Goal: Write a simple linear-time string matching algorithm in Swift that returns the indexes of all the occurrencies of a given pattern.
In other words, we want to implement an indexesOf(pattern: String)
extension on String
that returns an array [Int]
of integers, representing all occurrences' indexes of the search pattern, or nil
if the pattern could not be found inside the string.
For example:
let str = "Hello, playground!"
str.indexesOf(pattern: "ground") // Output: [11]
let traffic = "🚗🚙🚌🚕🚑🚐🚗🚒🚚🚎🚛🚐🏎🚜🚗🏍🚒🚲🚕🚓🚌🚑"
traffic.indexesOf(pattern: "🚑") // Output: [4, 21]
Many string search algorithms use a pre-processing function to compute a table that will be used in successive stage. This table can save some time during the pattern search stage because it allows to avoid un-needed characters comparisons. The Z-Algorithm is one of these functions. It borns as a pattern pre-processing function (this is its role in the Knuth-Morris-Pratt algorithm and others) but, just like we will show here, it can be used also as a single string search algorithm.
As we said, the Z-Algorithm is foremost an algorithm that process a pattern in order to calculate a skip-comparisons-table.

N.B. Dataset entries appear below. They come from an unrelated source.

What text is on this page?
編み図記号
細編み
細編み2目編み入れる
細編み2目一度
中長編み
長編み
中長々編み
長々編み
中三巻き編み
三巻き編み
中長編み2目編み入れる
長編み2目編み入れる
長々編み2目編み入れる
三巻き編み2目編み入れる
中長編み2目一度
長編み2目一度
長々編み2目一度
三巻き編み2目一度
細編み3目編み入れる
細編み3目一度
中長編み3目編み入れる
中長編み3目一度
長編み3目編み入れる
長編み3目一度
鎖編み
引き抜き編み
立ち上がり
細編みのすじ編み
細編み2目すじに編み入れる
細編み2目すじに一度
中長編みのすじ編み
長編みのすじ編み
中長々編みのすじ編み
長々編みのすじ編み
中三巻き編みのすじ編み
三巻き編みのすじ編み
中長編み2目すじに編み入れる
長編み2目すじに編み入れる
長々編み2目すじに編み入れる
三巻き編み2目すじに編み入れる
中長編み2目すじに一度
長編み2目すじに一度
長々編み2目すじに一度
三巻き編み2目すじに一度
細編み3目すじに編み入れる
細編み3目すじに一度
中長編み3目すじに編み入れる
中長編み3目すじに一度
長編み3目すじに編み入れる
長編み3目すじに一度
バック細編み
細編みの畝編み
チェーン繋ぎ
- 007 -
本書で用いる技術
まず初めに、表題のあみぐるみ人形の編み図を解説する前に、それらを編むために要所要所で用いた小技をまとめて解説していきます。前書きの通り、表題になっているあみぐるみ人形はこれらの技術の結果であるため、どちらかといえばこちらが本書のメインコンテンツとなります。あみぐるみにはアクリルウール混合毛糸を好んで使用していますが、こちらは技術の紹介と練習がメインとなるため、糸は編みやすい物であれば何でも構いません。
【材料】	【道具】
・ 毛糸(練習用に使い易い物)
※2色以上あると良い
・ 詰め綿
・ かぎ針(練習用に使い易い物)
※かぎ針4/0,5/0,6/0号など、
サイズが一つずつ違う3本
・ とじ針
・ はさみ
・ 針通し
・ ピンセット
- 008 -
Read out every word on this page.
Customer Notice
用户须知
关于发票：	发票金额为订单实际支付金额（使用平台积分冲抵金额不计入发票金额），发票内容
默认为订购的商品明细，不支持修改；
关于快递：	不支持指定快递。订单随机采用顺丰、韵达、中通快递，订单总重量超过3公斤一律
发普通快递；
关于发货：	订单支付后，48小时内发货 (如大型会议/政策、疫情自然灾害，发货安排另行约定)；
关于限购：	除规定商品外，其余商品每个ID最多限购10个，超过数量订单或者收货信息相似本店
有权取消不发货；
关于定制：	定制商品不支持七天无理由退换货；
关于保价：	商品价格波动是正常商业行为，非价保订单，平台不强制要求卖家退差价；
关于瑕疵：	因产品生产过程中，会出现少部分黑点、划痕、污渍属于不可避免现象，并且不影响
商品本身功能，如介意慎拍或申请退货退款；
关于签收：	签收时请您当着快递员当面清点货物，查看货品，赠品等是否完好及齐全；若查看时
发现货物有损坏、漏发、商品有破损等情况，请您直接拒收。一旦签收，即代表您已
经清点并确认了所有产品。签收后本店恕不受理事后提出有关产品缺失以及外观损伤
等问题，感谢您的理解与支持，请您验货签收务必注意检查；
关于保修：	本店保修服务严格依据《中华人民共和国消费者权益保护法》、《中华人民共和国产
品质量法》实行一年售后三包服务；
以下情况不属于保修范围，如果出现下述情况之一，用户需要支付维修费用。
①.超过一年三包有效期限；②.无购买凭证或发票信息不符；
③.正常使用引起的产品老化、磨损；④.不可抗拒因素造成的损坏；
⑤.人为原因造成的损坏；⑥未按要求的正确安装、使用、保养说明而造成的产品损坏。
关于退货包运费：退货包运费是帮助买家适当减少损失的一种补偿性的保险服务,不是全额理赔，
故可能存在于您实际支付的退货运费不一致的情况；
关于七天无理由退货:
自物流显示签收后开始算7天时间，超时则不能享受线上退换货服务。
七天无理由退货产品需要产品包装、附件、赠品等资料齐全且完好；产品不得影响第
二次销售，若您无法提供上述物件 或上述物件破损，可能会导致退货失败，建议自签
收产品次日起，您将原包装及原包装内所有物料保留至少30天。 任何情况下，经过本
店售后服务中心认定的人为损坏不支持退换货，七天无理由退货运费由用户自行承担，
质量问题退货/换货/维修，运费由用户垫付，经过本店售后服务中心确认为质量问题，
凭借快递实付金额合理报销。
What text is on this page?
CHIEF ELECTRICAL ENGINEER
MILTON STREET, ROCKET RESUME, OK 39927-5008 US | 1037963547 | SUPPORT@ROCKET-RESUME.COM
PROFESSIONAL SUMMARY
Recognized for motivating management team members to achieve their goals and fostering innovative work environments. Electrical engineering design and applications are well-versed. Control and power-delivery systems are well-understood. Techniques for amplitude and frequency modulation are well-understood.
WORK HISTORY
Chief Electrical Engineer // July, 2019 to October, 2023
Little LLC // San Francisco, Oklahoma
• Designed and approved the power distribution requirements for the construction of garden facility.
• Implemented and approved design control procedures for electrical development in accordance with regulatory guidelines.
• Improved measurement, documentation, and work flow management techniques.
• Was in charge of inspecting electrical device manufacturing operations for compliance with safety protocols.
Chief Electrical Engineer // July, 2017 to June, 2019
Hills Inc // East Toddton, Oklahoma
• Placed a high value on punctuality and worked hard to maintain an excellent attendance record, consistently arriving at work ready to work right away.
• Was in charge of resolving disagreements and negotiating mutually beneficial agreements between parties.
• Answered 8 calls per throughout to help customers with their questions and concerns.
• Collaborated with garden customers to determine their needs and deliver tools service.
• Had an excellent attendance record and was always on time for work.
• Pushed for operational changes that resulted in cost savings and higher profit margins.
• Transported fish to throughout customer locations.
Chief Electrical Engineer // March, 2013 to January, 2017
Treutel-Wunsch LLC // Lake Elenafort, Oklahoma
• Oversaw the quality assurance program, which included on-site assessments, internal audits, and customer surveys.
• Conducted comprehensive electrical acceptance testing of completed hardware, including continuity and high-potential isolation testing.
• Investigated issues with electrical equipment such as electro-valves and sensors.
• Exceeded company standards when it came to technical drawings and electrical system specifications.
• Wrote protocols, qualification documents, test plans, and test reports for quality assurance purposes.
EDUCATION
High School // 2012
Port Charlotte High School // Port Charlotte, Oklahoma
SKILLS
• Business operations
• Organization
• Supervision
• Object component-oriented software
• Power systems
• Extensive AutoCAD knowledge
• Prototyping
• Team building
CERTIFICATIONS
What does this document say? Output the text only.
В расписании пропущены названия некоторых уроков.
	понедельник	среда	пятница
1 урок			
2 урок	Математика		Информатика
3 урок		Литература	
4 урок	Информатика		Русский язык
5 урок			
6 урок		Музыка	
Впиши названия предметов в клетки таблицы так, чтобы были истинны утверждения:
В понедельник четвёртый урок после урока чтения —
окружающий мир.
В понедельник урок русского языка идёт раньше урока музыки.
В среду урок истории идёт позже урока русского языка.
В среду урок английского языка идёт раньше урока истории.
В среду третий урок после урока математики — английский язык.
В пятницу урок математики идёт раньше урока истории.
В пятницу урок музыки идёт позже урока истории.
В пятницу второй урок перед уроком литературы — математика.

The computation of the Z-Algorithm over a pattern P
produces an array (called Z
in the literature) of integers in which each element, call it Z[i]
, represents the length of the longest substring of P
that starts at i
and matches a prefix of P
. In simpler words, Z[i]
records the longest prefix of P[i...|P|]
that matches a prefix of P
. As an example, let's consider P = "ffgtrhghhffgtggfredg"
. We have that Z[5] = 0 (f...h...)
, Z[9] = 4 (ffgtr...ffgtg...)
and Z[15] = 1 (ff...fr...)
.
But how do we compute Z
? Before we describe the algorithm we must indroduce the concept of Z-box. A Z-box is a pair (left, right)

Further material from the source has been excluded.